Growing up, you’re taught to wish on shooting stars, but scientists in France had a better idea: catching them. Using a combination of 68 cameras and thousands of volunteers a group of French astronomers have created the Fireball Recovery and InterPlanetary Observation Network, aka FRIPON. By the end of the year, they’ll have 100 cameras pointed at the sky all over France.
Shooting stars are really just meteors flying into Earth’s atmosphere and burning up. While they don’t make wishes come true, these pieces of space debris allow scientists to study the solar system without having to go to space themselves. Sometimes space comes to us, you just have to find it. That’s where FRIPON comes in.
When one of the FRIPON cameras detects a meteor it immediately alerts a central computer in Paris. If two of the cameras spot the same meteor an email is sent to FRIPON scientists giving them a probably landing area. According to Nature, the system can predict a probable landing area of 1 to 10 kilometres. As the program goes on FRIPON plans on training up to 1,000 civilian volunteers to conduct these searches for bits of meteorites. In essence, science is crowd sourcing discovery.

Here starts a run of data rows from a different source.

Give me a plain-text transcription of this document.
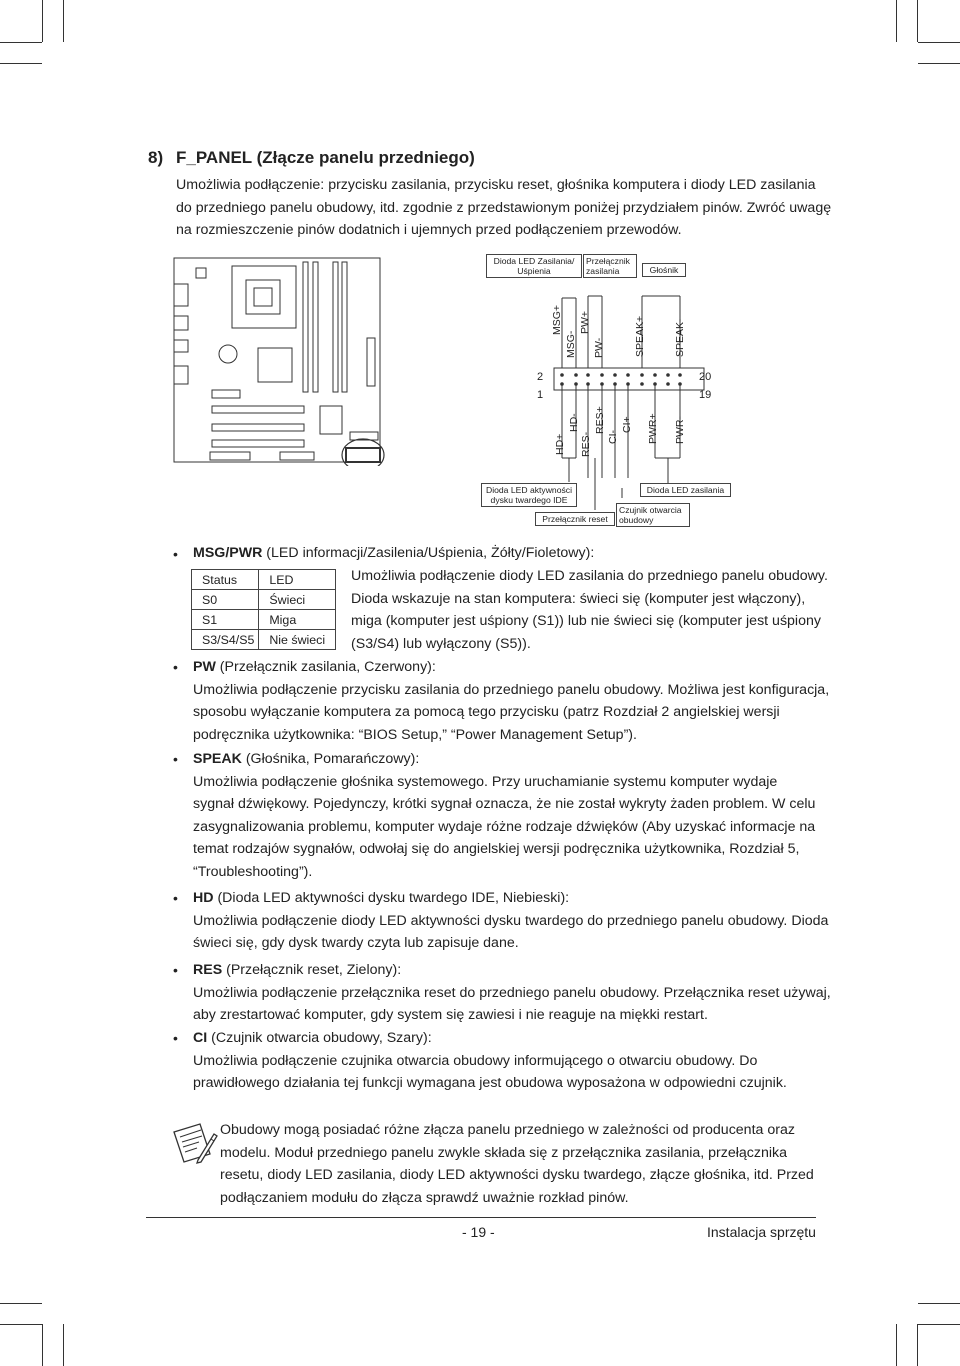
8) F_PANEL (Złącze panelu przedniego)
Umożliwia podłączenie: przycisku zasilania, przycisku reset, głośnika komputera i diody LED zasilania
do przedniego panelu obudowy, itd. zgodnie z przedstawionym poniżej przydziałem pinów. Zwróć uwagę
na rozmieszczenie pinów dodatnich i ujemnych przed podłączeniem przewodów.
Dioda LED Zasilania/
Uśpienia
Przełącznik
zasilania	Głośnik
MSG+
MSG-
PW+
PW-	SPEAK+	SPEAK-
HD+
HD-
RES-
RES+
CI-
CI+ PWR+ PWR-
2
1
20
19
Dioda LED aktywności
dysku twardego IDE
Przełącznik reset
Dioda LED zasilania
Czujnik otwarcia
obudowy
• MSG/PWR (LED informacji/Zasilenia/Uśpienia, Żółty/Fioletowy):
Status	LED
S0	Świeci
S1	Miga
S3/S4/S5	Nie świeci
Umożliwia podłączenie diody LED zasilania do przedniego panelu obudowy.
Dioda wskazuje na stan komputera: świeci się (komputer jest włączony),
miga (komputer jest uśpiony (S1)) lub nie świeci się (komputer jest uśpiony
(S3/S4) lub wyłączony (S5)).
• PW (Przełącznik zasilania, Czerwony):
Umożliwia podłączenie przycisku zasilania do przedniego panelu obudowy. Możliwa jest konfiguracja,
sposobu wyłączanie komputera za pomocą tego przycisku (patrz Rozdział 2 angielskiej wersji
podręcznika użytkownika: “BIOS Setup,” “Power Management Setup”).
• SPEAK (Głośnika, Pomarańczowy):
Umożliwia podłączenie głośnika systemowego. Przy uruchamianie systemu komputer wydaje
sygnał dźwiękowy. Pojedynczy, krótki sygnał oznacza, że nie został wykryty żaden problem. W celu
zasygnalizowania problemu, komputer wydaje różne rodzaje dźwięków (Aby uzyskać informacje na
temat rodzajów sygnałów, odwołaj się do angielskiej wersji podręcznika użytkownika, Rozdział 5,
“Troubleshooting”).
• HD (Dioda LED aktywności dysku twardego IDE, Niebieski):
Umożliwia podłączenie diody LED aktywności dysku twardego do przedniego panelu obudowy. Dioda
świeci się, gdy dysk twardy czyta lub zapisuje dane.
• RES (Przełącznik reset, Zielony):
Umożliwia podłączenie przełącznika reset do przedniego panelu obudowy. Przełącznika reset używaj,
aby zrestartować komputer, gdy system się zawiesi i nie reaguje na miękki restart.
• CI (Czujnik otwarcia obudowy, Szary):
Umożliwia podłączenie czujnika otwarcia obudowy informującego o otwarciu obudowy. Do
prawidłowego działania tej funkcji wymagana jest obudowa wyposażona w odpowiedni czujnik.
Obudowy mogą posiadać różne złącza panelu przedniego w zależności od producenta oraz
modelu. Moduł przedniego panelu zwykle składa się z przełącznika zasilania, przełącznika
resetu, diody LED zasilania, diody LED aktywności dysku twardego, złącze głośnika, itd. Przed
podłączaniem modułu do złącza sprawdź uważnie rozkład pinów.
- 19 -	Instalacja sprzętu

But it’s not just the folks from FRIPON looking for meteorites embedded in the ground; intrepid meteorite hunters are always hoping to catch a bit of space debris for themselves. Bits of space rock can be worth big to enthusiasts, and selling their finds on eBay has become a huge business. Rocks can fetch hundreds of dollars per gram in some cases, and the larger specimens can go for tens of thousands of dollars or more.